The Travel club scam is not working a new angle that is a rip off scam.
They promise you free round trip airline tickets if you attend and a two night stay in any Merriot hotel. Once you go through the high pressure sales presentation you get a voucher.
You then log on to their web sight and you get a choice of three nights at a Merriot, free Air round trip tickets ect. The catch is you have to pay 80 dollars to get the voucher validated then there are taxes and other fees, and for the two night stay you have to give them an extra 59 dollars for a deposit that you supposedly get back. Its a rip off and I doubt you would get your deposit back. I also think they want people to just walk away because its so convoluted, that they get your time for free.

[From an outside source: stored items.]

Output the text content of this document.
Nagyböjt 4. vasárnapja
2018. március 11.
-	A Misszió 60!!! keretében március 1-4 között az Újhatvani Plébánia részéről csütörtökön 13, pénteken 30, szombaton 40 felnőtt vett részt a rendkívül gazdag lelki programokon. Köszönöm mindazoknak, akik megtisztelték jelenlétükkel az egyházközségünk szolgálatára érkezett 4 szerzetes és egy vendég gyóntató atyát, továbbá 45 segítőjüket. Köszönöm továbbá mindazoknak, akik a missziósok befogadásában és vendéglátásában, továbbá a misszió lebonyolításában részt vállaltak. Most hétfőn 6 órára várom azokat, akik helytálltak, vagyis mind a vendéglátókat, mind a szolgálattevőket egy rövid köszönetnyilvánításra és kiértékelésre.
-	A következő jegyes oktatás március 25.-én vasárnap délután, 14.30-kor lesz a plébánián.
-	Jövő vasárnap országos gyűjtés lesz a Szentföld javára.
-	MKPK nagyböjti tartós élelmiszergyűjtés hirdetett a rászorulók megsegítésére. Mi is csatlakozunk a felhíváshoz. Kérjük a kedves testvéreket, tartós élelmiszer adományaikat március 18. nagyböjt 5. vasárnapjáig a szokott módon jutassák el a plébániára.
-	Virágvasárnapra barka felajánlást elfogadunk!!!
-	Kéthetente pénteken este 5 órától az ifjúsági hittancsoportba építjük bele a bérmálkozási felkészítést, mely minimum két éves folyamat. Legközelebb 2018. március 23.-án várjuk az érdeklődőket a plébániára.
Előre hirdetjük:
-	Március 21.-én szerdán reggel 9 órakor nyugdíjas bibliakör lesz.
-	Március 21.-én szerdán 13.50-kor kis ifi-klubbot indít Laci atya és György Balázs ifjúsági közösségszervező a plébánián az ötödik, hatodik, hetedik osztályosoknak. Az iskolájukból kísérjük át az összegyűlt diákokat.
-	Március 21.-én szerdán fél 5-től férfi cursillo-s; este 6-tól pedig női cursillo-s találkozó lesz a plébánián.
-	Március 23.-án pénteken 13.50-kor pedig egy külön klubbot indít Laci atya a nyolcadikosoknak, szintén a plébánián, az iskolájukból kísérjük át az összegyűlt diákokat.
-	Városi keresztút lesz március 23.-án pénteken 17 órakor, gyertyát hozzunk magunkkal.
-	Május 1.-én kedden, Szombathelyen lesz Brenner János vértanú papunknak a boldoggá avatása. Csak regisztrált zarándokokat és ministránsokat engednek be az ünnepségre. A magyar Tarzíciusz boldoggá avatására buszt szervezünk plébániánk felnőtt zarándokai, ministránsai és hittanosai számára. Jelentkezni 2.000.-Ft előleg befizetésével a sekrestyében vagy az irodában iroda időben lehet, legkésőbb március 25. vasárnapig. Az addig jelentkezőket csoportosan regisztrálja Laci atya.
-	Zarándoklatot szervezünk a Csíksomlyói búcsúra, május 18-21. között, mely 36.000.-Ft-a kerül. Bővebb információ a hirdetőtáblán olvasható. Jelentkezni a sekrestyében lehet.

DO NOT GO TO THE PRESENTATION FOR FREE AIR LINE TICKETS. Its a rip off. I have never bought and its only a Google click away from seeing how many people are disgusted with the product once they buy, but this is not what this post is about. I never buy but have gotten some small gift as compensation for listening to the bloated bluster about how cheep their product is and how much it will save you, much like wow you will sell me cigarettes how cheap? I can't afford not to smoke.

This is a post about how you will get nothing but a bigger rip off for your gift. I was inclined to think this was what I was going to get, some scam that would ask for money to get a gift, [for 10 dollars I can have anything in between the erasers and chickletts.] It was not far from my home and it was gong to the area anyway so I have lost 90 mins. Now I know and I hope this stops others from wasting their time on a scam.
 
Thanks for the "heads up"! And sorry to hear that you wasted so much of your time.

I fell for something similar about 10 years ago. :facepalm: I don't remember all of the [-]sordid [/-]details other I did not attend any presentation but, instead, received a notice of some type. I sent $100 to an address in Florida for the "supposed" airline and travel vouchers. Never heard any more from them. I followed up with a letter or two...but they did not respond. Lesson learned.

omni
 
One good thing about attending a "financial seminar" that includes a meal is that once it's over you eat the free meal and they can't scam you out of that as long as you decline to take advantage of the complementary office visit later on.

As Scott Burns once said, "Enjoy the free meal, but don't drink the kool-aid."